Exclusive: EY urges DB sponsors to take strategic approach to funding code valuations

EY has urged defined benefit (DB) pension scheme sponsors to take a more strategic and proactive approach to funding valuations under The Pensions Regulator’s (TPR) new DB funding code, warning that pension funding should now be treated as a “core business issue”.

In a new report, One year on: Five lessons from the defined benefit funding code for corporate sponsors, EY outlined five key lessons that have emerged since the code came into force, including the need for sponsors to prioritise long-term funding strategy over simply choosing between the fast-track and bespoke valuation routes.

The report said many advisers begin with the fast-track framework because it offers a simpler benchmark, but stressed that it “is not the right fit for every scheme”.

EY argued that schemes with strong employer covenants and justified investment risk may benefit from bespoke arrangements instead, provided sponsors can supply sufficient evidence to support their approach.

The firm also warned sponsors against redesigning their entire funding strategy solely to satisfy fast-track requirements, noting that fast track “does not permit investment outperformance in the recovery plan”, potentially leading to overfunded positions.

In addition, the report highlighted the importance of developing a credible pathway towards low-dependency funding targets, with sponsors encouraged to map out clear triggers linked to funding levels, covenant milestones, and scheme maturity.

EY said trustees are increasingly seeking evidence that covenant reliance will reduce over time through de-risking measures, contributions and contingency planning.

The report also emphasised the growing importance of covenant visibility under the funding code, warning that trustees may adopt more prudent assumptions if sponsors fail to provide a “clear, evidence-based narrative” about the employer’s financial resilience.

To support trustee confidence, EY recommended sponsors provide information on cash generation, liquidity, leverage headroom and downside stress testing.

The report further identified contingent assets, such as parental guarantees and escrow arrangements, as an increasingly important tool for supporting higher investment risk or longer recovery plans.

Alongside this, EY encouraged sponsors to engage early with trustees on expense assumptions, warning that overly cautious expense reserves and inflation assumptions could materially affect funding positions.

EY UK Pensions Strategy & Transactions partner, Jane Evans, said: “Amid a challenging macroeconomic backdrop, UK businesses are under even more pressure to be proactive rather than passive.

“The response to the DB funding code reflects this shift.

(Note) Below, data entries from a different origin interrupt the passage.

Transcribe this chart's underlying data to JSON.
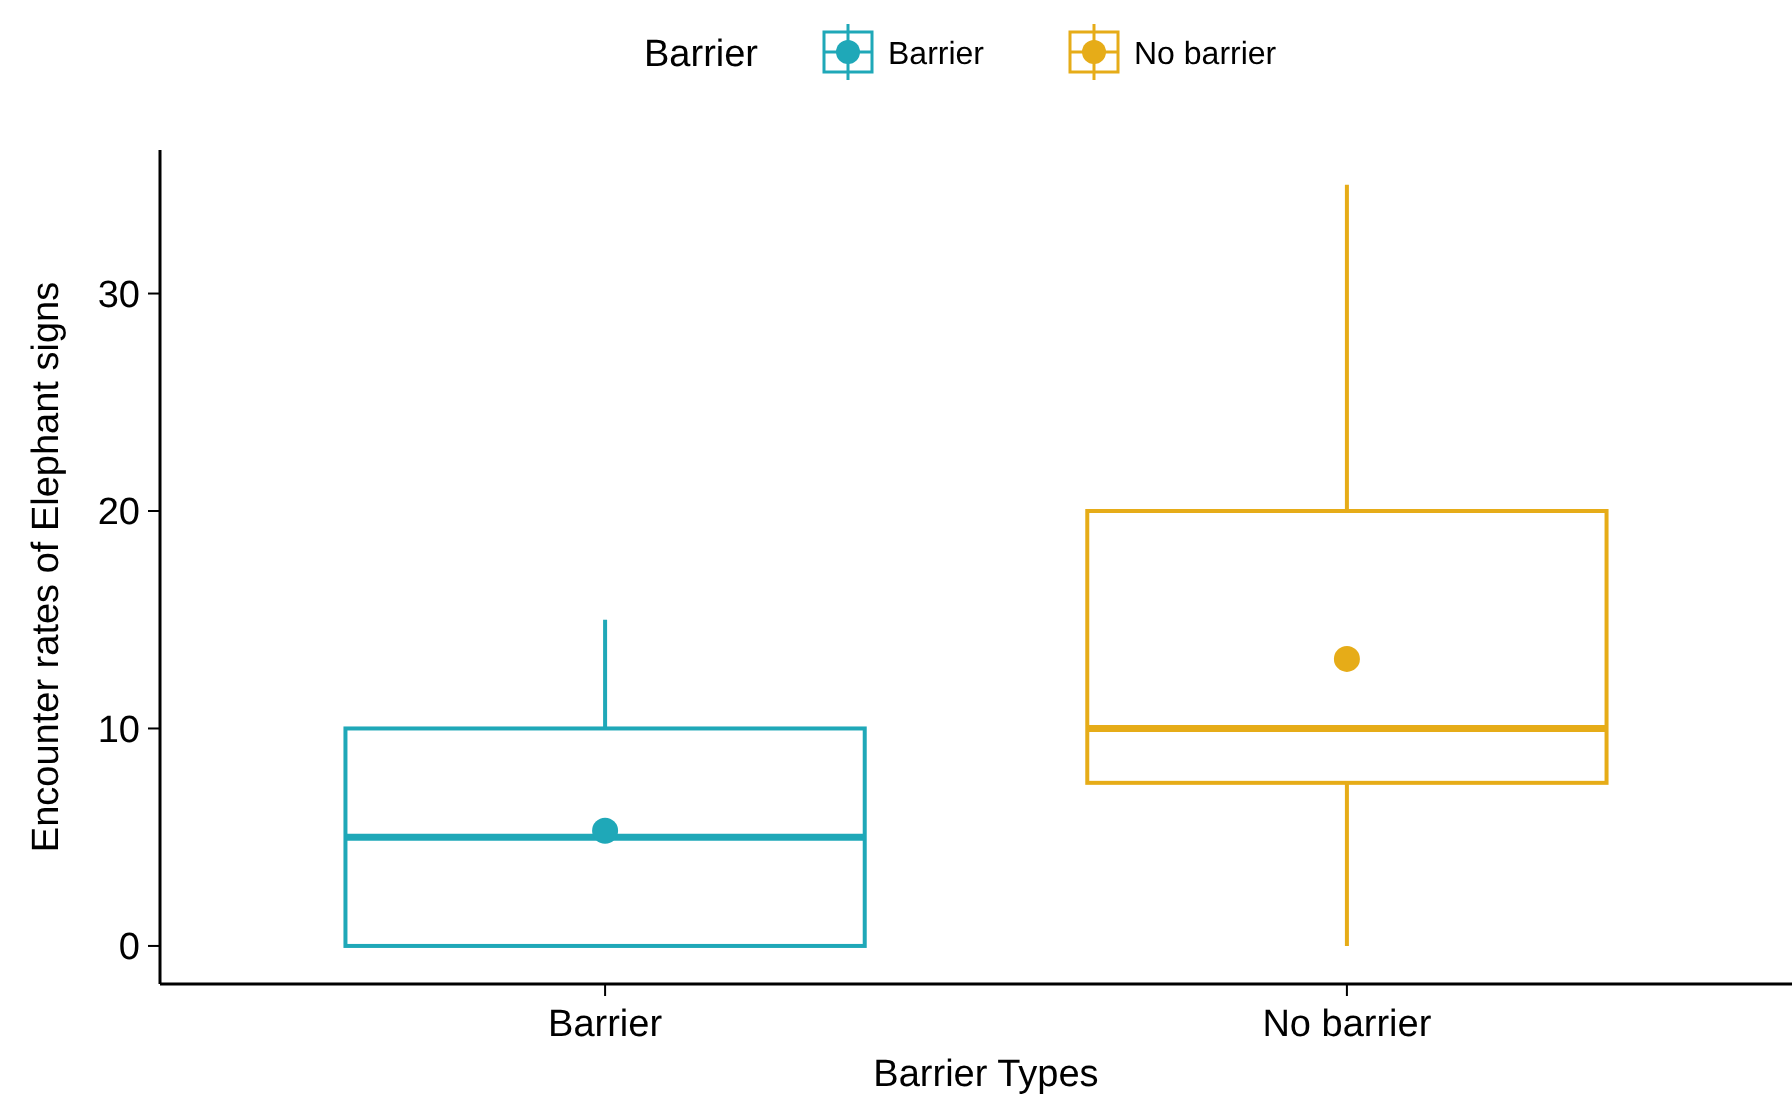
{
  "chart_data": {
    "type": "box",
    "xlabel": "Barrier Types",
    "ylabel": "Encounter rates of Elephant signs",
    "legend_title": "Barrier",
    "legend": "top",
    "categories": [
      "Barrier",
      "No barrier"
    ],
    "series": [
      {
        "name": "Barrier",
        "color": "#1fa8b8",
        "boxes": [
          {
            "low": 0,
            "q1": 0,
            "median": 5,
            "q3": 10,
            "high": 15,
            "mean": 5.3
          },
          null
        ]
      },
      {
        "name": "No barrier",
        "color": "#e6ac18",
        "boxes": [
          null,
          {
            "low": 0,
            "q1": 7.5,
            "median": 10,
            "q3": 20,
            "high": 35,
            "mean": 13.2
          }
        ]
      }
    ],
    "ylim": [
      -1.75,
      36.6
    ],
    "yticks": [
      0,
      10,
      20,
      30
    ],
    "grid": false
  }
}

One year on, many sponsors are now treating pension funding as part of a long-term transformation, using robust data and clear covenant narratives to support stronger risk management and trustee confidence.

“By taking a strategic approach to regulatory change, firms are building resilience, protecting investment, and positioning themselves for sustainable, competitive growth.”

EY concluded that the funding code has shifted the focus of DB funding away from short-term valuations towards “long-term resilience”, with sponsors urged to “lead the process rather than be led by it”.